My first gap program is a month in Koh Tao, Thailand to learn scuba diving, which will prepare me for the volunteer programs in Africa and South America. I spent a weekend in Bangkok before departing for Koh Tao. Bangkok was where I went on my very first trip as a child, so I don't have much memory of the city. I was expecting it to be hot, stuffy, crowded, and maddening, and I was right! After 2 days I was eager to leave, but I made the best of it anyway.
I spent Saturday seeing the main tourist sites: Wat Pho, Grand Palace, Wat Phra Kaeo, etc. I walked around those neighborhoods and sweated up a storm, could it be any hotter and stickier?? I liked taking the ferry to get around, but shied away from the bus, didn't look very appealing.

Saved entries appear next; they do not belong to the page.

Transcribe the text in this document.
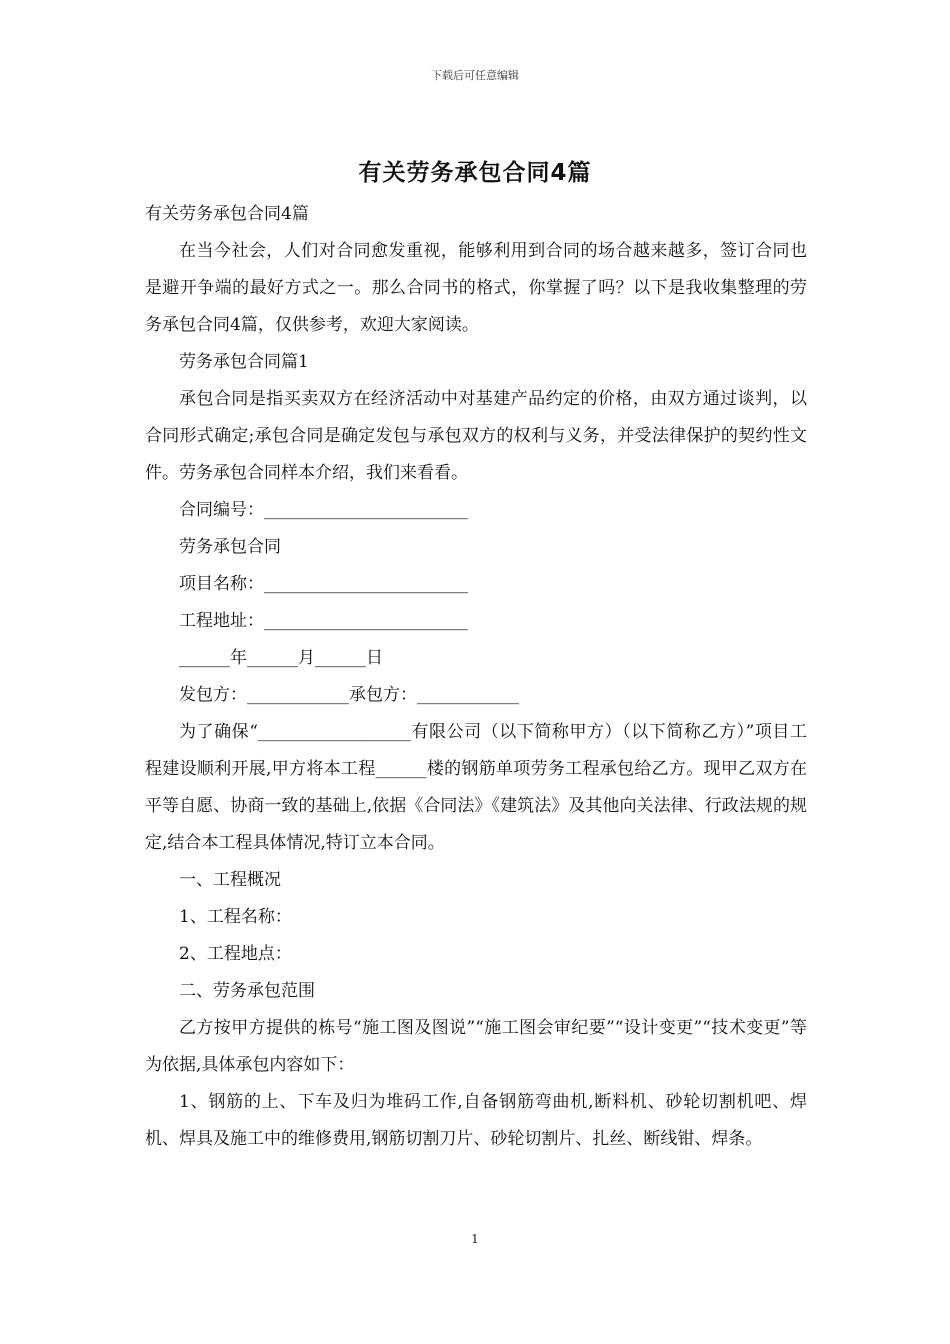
下载后可任意编辑
有关劳务承包合同4篇

有关劳务承包合同4篇

在当今社会，人们对合同愈发重视，能够利用到合同的场合越来越多，签订合同也是避开争端的最好方式之一。那么合同书的格式，你掌握了吗？以下是我收集整理的劳务承包合同4篇，仅供参考，欢迎大家阅读。

劳务承包合同篇1

承包合同是指买卖双方在经济活动中对基建产品约定的价格，由双方通过谈判，以合同形式确定;承包合同是确定发包与承包双方的权利与义务，并受法律保护的契约性文件。劳务承包合同样本介绍，我们来看看。

合同编号：________________________

劳务承包合同

项目名称：________________________

工程地址：________________________

______年______月______日

发包方：____________承包方：____________

为了确保“__________________有限公司（以下简称甲方）（以下简称乙方）”项目工程建设顺利开展,甲方将本工程______楼的钢筋单项劳务工程承包给乙方。现甲乙双方在平等自愿、协商一致的基础上,依据《合同法》《建筑法》及其他向关法律、行政法规的规定,结合本工程具体情况,特订立本合同。

一、工程概况

1、工程名称：

2、工程地点：

二、劳务承包范围

乙方按甲方提供的栋号“施工图及图说”“施工图会审纪要”“设计变更”“技术变更”等为依据,具体承包内容如下：

1、钢筋的上、下车及归为堆码工作,自备钢筋弯曲机,断料机、砂轮切割机吧、焊机、焊具及施工中的维修费用,钢筋切割刀片、砂轮切割片、扎丝、断线钳、焊条。

1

There's a subway (MRT) and another metro-like train called the Skytrain, yet neither system goes to the older tourist neighborhoods (where my hotel was), so I walked almost 30 minutes to the first top of Skytrain to a night market for yummy street food (noodles, pan-fried mussels, mango with sticky rice, etc.) Sunday was more walking to see Golden Mountain, Parliament Building, Riverside, and Chinatown, even managed to find good Thai iced tea.
At dusk on Sunday, I walked across a huge lawn back to the hotel; just the day before, the lawn was empty, but as the weather cools during sunset, families hung out and flew kites. I hardly see kites flown anymore, it was such a treat! Better yet, it was so great to see families talking and enjoying time together. Most of the time, I see families gather around for a meal at a restaurant, but each member is tapping away at his/her own mobile phone. Not sure if that's cultural progress.
Bangkok is busy and vibrant, but poverty is still an issue, and the environment wasn't that desirable (air quality was horrible). The use of plastic bags was killing me; people use plastic bags for everything, even the street vendor puts hot soup in it. I know environment issues are below the radar when food is scarce and children don't even have shoes to wear, but everything is related. More plastic bags and more waste create worse environment for all citizens, but the poor will suffer more. I don't have an answer on how to solve this, but hopefully someone who's smarter does, and I'll be there to support!